According to her, that’s all it was.
‘I knew about the others,’ she said. ‘I had no intention of being one of them. He’d come to work sometimes with a sly grin and scratches on his neck, like he was in a rough relationship. It was disgusting. But, after he asked me enough times to have a drink after work, it seemed rude to keep saying I had to get home to my cat.’
Edward had met her in the lab, Dr Fisher actually wearing a white lab coat and walking along black-topped tables holding beakers and tubes. She laughed.
‘One time he turned that on me and said he’d like to meet my cat.’
‘And did he?’ Edward asked as non-interrogatively as he could.

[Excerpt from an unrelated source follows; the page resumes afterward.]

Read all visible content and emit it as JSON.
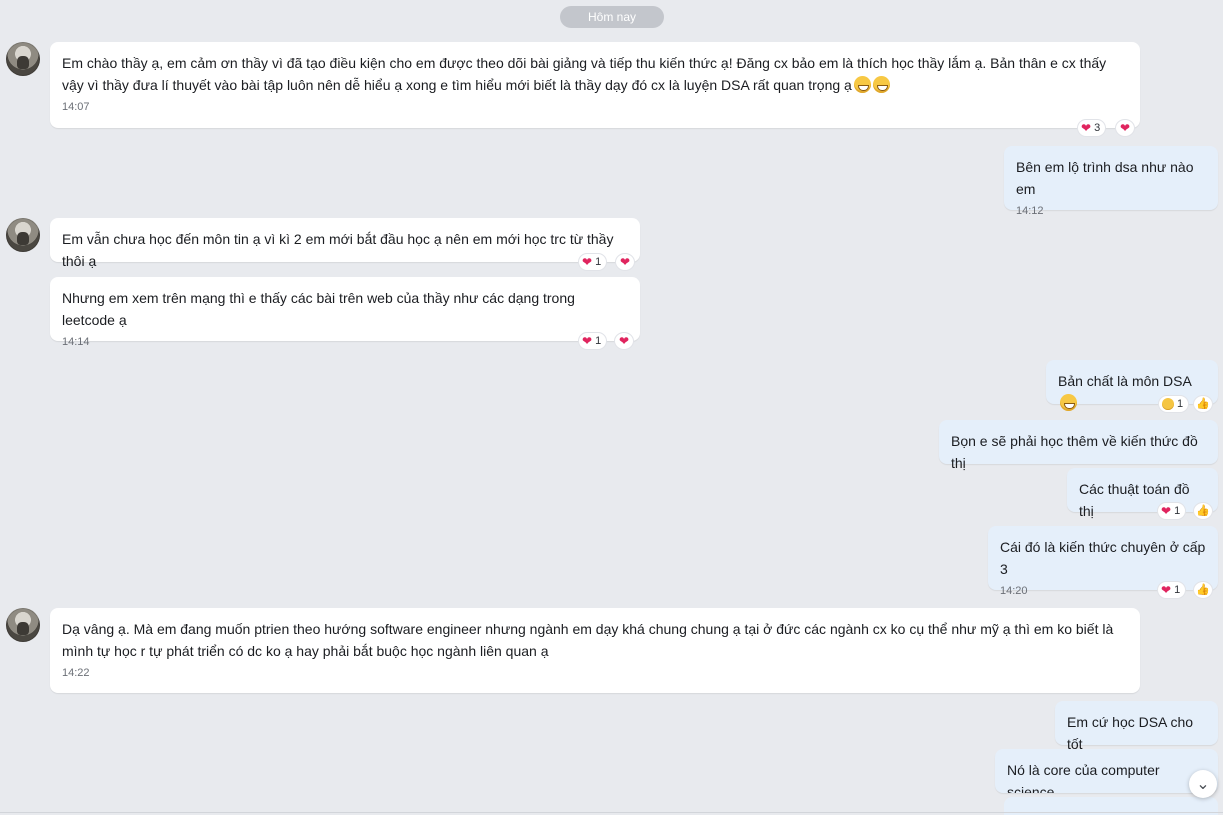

She turned and looked at him. She had nice eyes, he noticed for the first time, brown with an indication of depths.
‘I think having sex with me might have been superfluous,’ she answered the unspoken part of his question. ‘He just wanted to be seen as desirable.’
Louise Fisher turned away. It was hard to tell much about her figure in the lab coat, but she walked well, and her hands appeared very competent as she made small adjustments among the lab objects.
He realized she hadn’t answered his implied question, about whether she’d slept with her research partner. Maybe the answer she had given was good enough, but Edward needed to know more. Even as objectively as she spoke about his late brother-in-law, that might have been hard-won wisdom from after the fact of falling prey to him. And a woman seduced and abandoned had a classic motive for murder. Edward didn’t know if she was a good suspect, he just wanted to have alternative suspects he could throw out for the jury. Show enough people who might have wanted Paul dead and Amy no longer looked so obviously guilty.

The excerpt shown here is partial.